«Ma è legittimo non rivelare chi è il padre»

L’aumento dei bambini nati al di fuori delle unioni ufficiali è un «fenomeno di costume» secondo la professoressa Alessandra Graziottin, direttrice del centro di ginecologia del San Raffaele di Milano. Che poi siano più le donne o gli uomini a richiedere i test di paternità è un dettaglio.
Come mai sempre più donne richiedono il test?
«La responsabilità nei confronti delle proprie trasgressioni è un passo molto importante da parte delle donne. Specie verso i figli. In Italia c’è però soprattutto il fenomeno maschile».
Ovvero?
«Nell’ultimo anno le richieste di kit con i test di paternità da parte degli uomini sono aumentate del 300 per cento, come sostengo in un articolo (www.alessandragraziottin.it)».
Perché parla di fenomeno di costume?
«Oggi nel mondo occidentale dal 6 al 10 per cento dei bambini hanno un gruppo sanguigno non compatibile con quello del padre anagrafico. Un dato spesso trascurato».
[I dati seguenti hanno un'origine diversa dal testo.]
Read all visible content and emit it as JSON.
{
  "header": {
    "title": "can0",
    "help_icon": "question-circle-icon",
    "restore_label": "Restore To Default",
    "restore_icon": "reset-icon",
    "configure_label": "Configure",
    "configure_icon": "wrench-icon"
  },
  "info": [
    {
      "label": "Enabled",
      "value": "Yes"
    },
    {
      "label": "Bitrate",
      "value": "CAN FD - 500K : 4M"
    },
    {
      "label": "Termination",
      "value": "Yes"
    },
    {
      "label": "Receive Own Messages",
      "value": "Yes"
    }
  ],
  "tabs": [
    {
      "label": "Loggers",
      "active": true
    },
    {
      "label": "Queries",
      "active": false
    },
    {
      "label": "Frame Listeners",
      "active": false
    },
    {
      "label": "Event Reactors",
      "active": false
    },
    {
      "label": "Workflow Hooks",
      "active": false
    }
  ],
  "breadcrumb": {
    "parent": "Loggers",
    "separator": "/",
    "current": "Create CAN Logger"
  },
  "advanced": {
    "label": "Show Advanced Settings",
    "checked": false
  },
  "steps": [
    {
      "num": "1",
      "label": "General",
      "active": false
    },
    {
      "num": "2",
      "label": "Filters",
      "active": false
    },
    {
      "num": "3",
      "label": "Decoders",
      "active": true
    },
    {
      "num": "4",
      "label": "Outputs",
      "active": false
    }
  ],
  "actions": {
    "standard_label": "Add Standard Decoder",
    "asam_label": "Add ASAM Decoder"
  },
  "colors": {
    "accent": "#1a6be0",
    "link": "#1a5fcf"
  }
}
C’è dunque più trasgressione di un tempo?
«Ieri le relazioni extraconiugali erano sinonimo di ribellione o di vendetta, oggi non è più possibile farla franca. Ieri un figlio illegittimo veniva fatto passare per legittimo. Con conseguenze gravi per i ragazzi: sia dal punto di vista dell’asse ereditario, sia perché in loro si creano forti traumi. Oggi prevale il senso di responsabilità».
Non è la donna che costringe l’uomo a sottoporsi a un test perché riconosca un figlio?
«È un caso raro.

Specie ora che il test del dna, attendibile nel 99,9 per cento dei casi, si può fare facilmente: è in vendita anche su Internet dai 200 ai 600 euro».
Quanto si espongono le donne con il proprio medico?
«Pochissimo. Il fatto di non sapere chi sia il padre rientra in una sfera di segreti personali. Da non rivelare».